The Family-level plot above is the operational view: which products to amplify or rationalize. For executive reporting the more useful aggregation is Department — six store-floor sections instead of dozens of products. Six points are too few for k-means (the elbow is meaningless), so we just compute share and growth per department and read the quadrants directly.

Code
df_dept = df[df["department"].astype(str) != ""].copy()
period_rev_dept = (
    df_dept.groupby(["department", "period"])["gross_price"].sum()
           .unstack(fill_value=0.0)
           .rename(columns={"p1": "rev_p1", "p2": "rev_p2"})
)
period_rev_dept["revenue"] = period_rev_dept["rev_p1"] + period_rev_dept["rev_p2"]
period_rev_dept["share"]   = period_rev_dept["revenue"] / period_rev_dept["revenue"].sum()
period_rev_dept["growth"]  = np.where(
    period_rev_dept["rev_p1"] > 0,
    (period_rev_dept["rev_p2"] - period_rev_dept["rev_p1"]) / period_rev_dept["rev_p1"],
    np.where(period_rev_dept["rev_p2"] > 0, 1.0, -1.0),
)
period_rev_dept = period_rev_dept[period_rev_dept["share"] > 0].copy()

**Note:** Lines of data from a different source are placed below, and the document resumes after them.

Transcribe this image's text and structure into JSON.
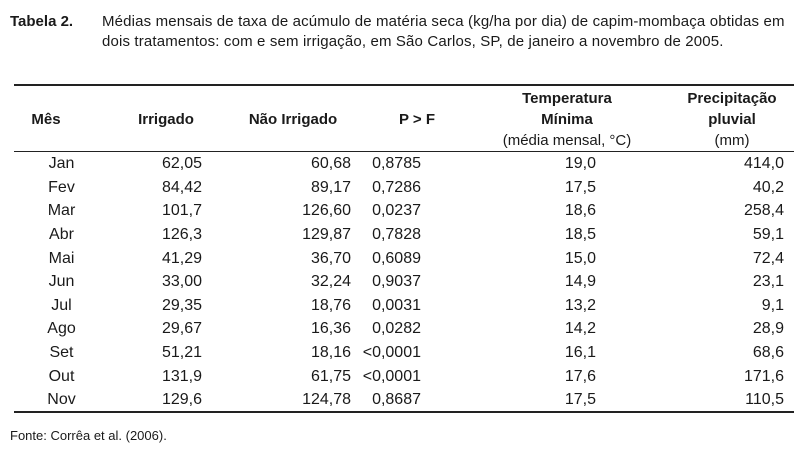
{
  "caption": {
    "label": "Tabela 2.",
    "text": "Médias mensais de taxa de acúmulo de matéria seca (kg/ha por dia) de capim-mombaça obtidas em dois tratamentos: com e sem irrigação, em São Carlos, SP, de janeiro a novembro de 2005."
  },
  "headers": {
    "mes": "Mês",
    "irrigado": "Irrigado",
    "nao_irrigado": "Não Irrigado",
    "pf": "P > F",
    "temperatura_1": "Temperatura",
    "temperatura_2": "Mínima",
    "temperatura_3": "(média mensal, °C)",
    "precipitacao_1": "Precipitação",
    "precipitacao_2": "pluvial",
    "precipitacao_3": "(mm)"
  },
  "rows": [
    [
      "Jan",
      "62,05",
      "60,68",
      "0,8785",
      "19,0",
      "414,0"
    ],
    [
      "Fev",
      "84,42",
      "89,17",
      "0,7286",
      "17,5",
      "40,2"
    ],
    [
      "Mar",
      "101,7",
      "126,60",
      "0,0237",
      "18,6",
      "258,4"
    ],
    [
      "Abr",
      "126,3",
      "129,87",
      "0,7828",
      "18,5",
      "59,1"
    ],
    [
      "Mai",
      "41,29",
      "36,70",
      "0,6089",
      "15,0",
      "72,4"
    ],
    [
      "Jun",
      "33,00",
      "32,24",
      "0,9037",
      "14,9",
      "23,1"
    ],
    [
      "Jul",
      "29,35",
      "18,76",
      "0,0031",
      "13,2",
      "9,1"
    ],
    [
      "Ago",
      "29,67",
      "16,36",
      "0,0282",
      "14,2",
      "28,9"
    ],
    [
      "Set",
      "51,21",
      "18,16",
      "<0,0001",
      "16,1",
      "68,6"
    ],
    [
      "Out",
      "131,9",
      "61,75",
      "<0,0001",
      "17,6",
      "171,6"
    ],
    [
      "Nov",
      "129,6",
      "124,78",
      "0,8687",
      "17,5",
      "110,5"
    ]
  ],
  "source": "Fonte: Corrêa et al. (2006)."
}
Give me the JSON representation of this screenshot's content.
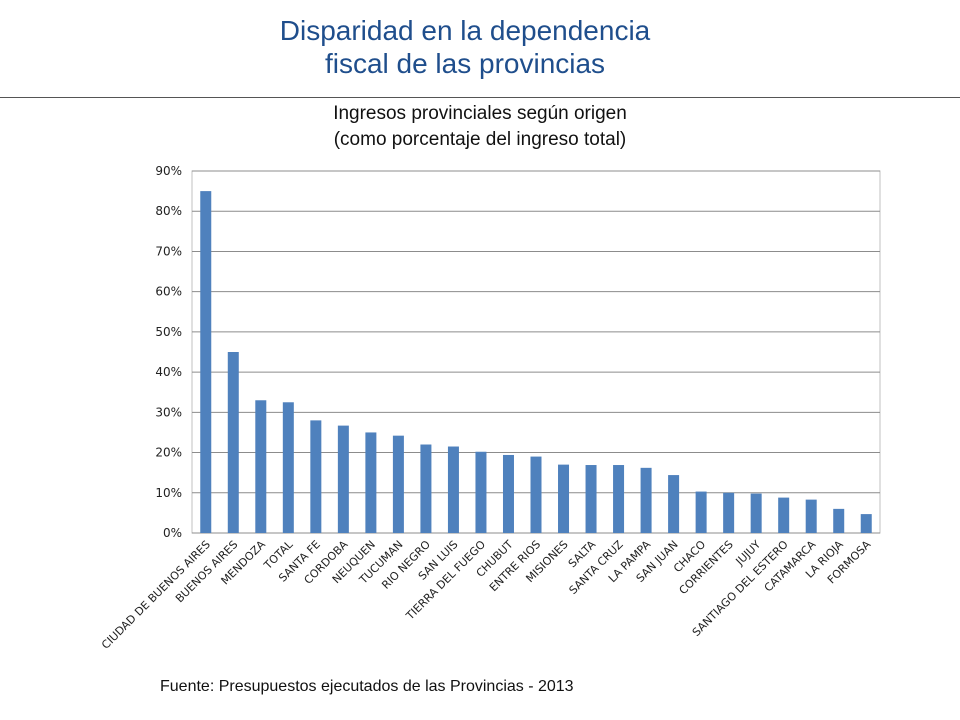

fig, ax = plt.subplots(figsize=(8, 5.5))
ax.scatter(period_rev_dept["share"], period_rev_dept["growth"],
           s=180, color="#3498db", edgecolor="white", linewidth=2)
for dept, row in period_rev_dept.iterrows():
    ax.annotate(dept, (row["share"], row["growth"]),
                xytext=(8, 4), textcoords="offset points", fontsize=10, fontweight="bold")
ax.axhline(period_rev_dept["growth"].mean(), color="grey", lw=0.8, ls="--")
ax.axvline(period_rev_dept["share"].mean(),  color="grey", lw=0.8, ls="--")
ax.set_xlabel("Market share (linear)")
ax.set_ylabel("Growth rate (period-over-period)")
plt.tight_layout()
plt.show()

period_rev_dept[["revenue", "share", "growth"]].round({"revenue": 0, "share": 3, "growth": 3})
(a) Same share × growth space, aggregated to Department. Quadrant lines at the cross-department mean. Useful for budget conversations: which sections of the floor are growing, which are mature.
period revenue share growth
department
Bedroom 769246.0 0.303 0.276
Dining 540159.0 0.213 -0.045
Living 956087.0 0.377 0.301
Office 158775.0 0.063 -0.173
Outdoor 45717.0 0.018 1.921
Storage 68596.0 0.027 0.133
(b)
Figure 5

Department-level readings are coarser by design — you lose the per-product detail but gain a cleaner narrative for stakeholders who don’t want to parse a 40-point scatter plot.

Takeaway

The k=4 clustering recovers the BCG framework directly from data, and the assignments line up with the temporal trends we engineered: growing products land in the top-right, declining ones in the bottom-left, mature high-volume products as cash cows in the middle-right.

For a real retailer, the actionable read is don’t spread marketing budget evenly across the catalog. Lean into Stars and rising Question Marks, milk Cash Cows for the cash they generate, and rationalize the Dogs (delist or replace).